Brotherton J
Department of Gynaecological Endocrinology, Sterility and Family Planning, Free University, Berlin, FRG.
Hum Reprod. 1989 Oct;4(7):837-42. doi: 10.1093/oxfordjournals.humrep.a136997.
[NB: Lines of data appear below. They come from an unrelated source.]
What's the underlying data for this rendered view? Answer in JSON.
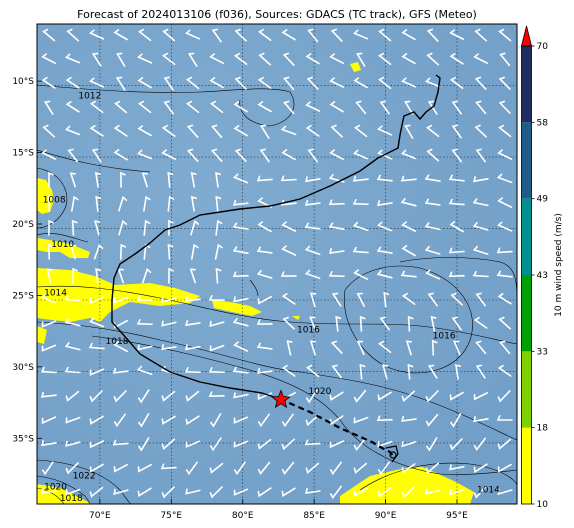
{
  "title": "Forecast of 2024013106 (f036), Sources: GDACS (TC track), GFS (Meteo)",
  "map": {
    "lon_range": [
      65.6,
      99.2
    ],
    "lat_range": [
      -39.6,
      -6.0
    ],
    "x_ticks": [
      {
        "lon": 70,
        "label": "70°E"
      },
      {
        "lon": 75,
        "label": "75°E"
      },
      {
        "lon": 80,
        "label": "80°E"
      },
      {
        "lon": 85,
        "label": "85°E"
      },
      {
        "lon": 90,
        "label": "90°E"
      },
      {
        "lon": 95,
        "label": "95°E"
      }
    ],
    "y_ticks": [
      {
        "lat": -10,
        "label": "10°S"
      },
      {
        "lat": -15,
        "label": "15°S"
      },
      {
        "lat": -20,
        "label": "20°S"
      },
      {
        "lat": -25,
        "label": "25°S"
      },
      {
        "lat": -30,
        "label": "30°S"
      },
      {
        "lat": -35,
        "label": "35°S"
      }
    ],
    "background_color": "#7aa6cc",
    "gridlines": true
  },
  "colorbar": {
    "label": "10 m wind speed (m/s)",
    "levels": [
      "10",
      "18",
      "33",
      "43",
      "49",
      "58",
      "70"
    ],
    "colors": [
      "#ffff00",
      "#80d000",
      "#00a000",
      "#009090",
      "#205c88",
      "#1e2c60"
    ],
    "extend_color": "#ff0000"
  },
  "isobar_labels": [
    {
      "text": "1012",
      "lon": 69.3,
      "lat": -11.2
    },
    {
      "text": "1008",
      "lon": 66.8,
      "lat": -18.5
    },
    {
      "text": "1010",
      "lon": 67.4,
      "lat": -21.6
    },
    {
      "text": "1014",
      "lon": 66.9,
      "lat": -25.0
    },
    {
      "text": "1018",
      "lon": 71.2,
      "lat": -28.4
    },
    {
      "text": "1016",
      "lon": 84.6,
      "lat": -27.6
    },
    {
      "text": "1016",
      "lon": 94.1,
      "lat": -28.0
    },
    {
      "text": "1020",
      "lon": 85.4,
      "lat": -31.9
    },
    {
      "text": "1022",
      "lon": 68.9,
      "lat": -37.8
    },
    {
      "text": "1020",
      "lon": 66.9,
      "lat": -38.6
    },
    {
      "text": "1018",
      "lon": 68.0,
      "lat": -39.4
    },
    {
      "text": "1014",
      "lon": 97.2,
      "lat": -38.8
    }
  ]
}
Urinary human chorionic gonadotrophin (HCG) was estimated in 42 samples from patients in very early pregnancy or shortly after early spontaneous abortion, in which initial testing showed a positive urinary HCG in the Hybritech Tandem ICON II monoclonal 2 min test. There were no false positives with this test even when the blue colour was difficult to distinguish from the white background, i.e. considerably less than the calibration blue spot at 50 mIU/ml. The Serono polyclonal beta-HCG radioimmunoassay (RIA) detected urinary intact HCG (plus free beta-subunit) at concentrations as low as 10 mIU/ml IS 61/6 for bioassay (the old standard), i.e. approximately 22 mIU/ml 1st IRP 75/537 for immunoassay (the new standard). The LKB-Pharmacia DELFIA monoclonal fluoroimmunoassay (FIA) detected urinary intact HCG, without free beta-subunit, to a minimum concentration of 18 mIU/ml 75/537. The proportion of monoclonal/polyclonal was 2-155%. In normal amniotic fluid at 16-20 weeks of pregnancy, HCG concentrations were 3180 +/- 2270 (755-11,000) mIU/ml with the FIA.
对42份来自极早期妊娠患者或早期自然流产后不久患者的样本进行了尿人绒毛膜促性腺激素(HCG)检测,这些样本在Hybritech Tandem ICON II单克隆2分钟检测中初始检测显示尿HCG呈阳性。即使蓝色与白色背景难以区分,即远低于50 mIU/ml的校准蓝点,该检测也没有假阳性。赛诺诺公司的多克隆β-HCG放射免疫分析(RIA)检测尿中完整HCG(加上游离β亚基)的浓度低至10 mIU/ml(生物测定的IS 61/6,即旧标准),即免疫测定(新标准)中约为22 mIU/ml的第一国际参考品75/537。LKB-Pharmacia DELFIA单克隆荧光免疫分析(FIA)检测尿中完整HCG(无游离β亚基)的最低浓度为18 mIU/ml 75/537。单克隆/多克隆的比例为2 - 155%。在妊娠16 - 20周的正常羊水中,采用FIA检测时,HCG浓度为3180±2270(755 - 11,000)mIU/ml。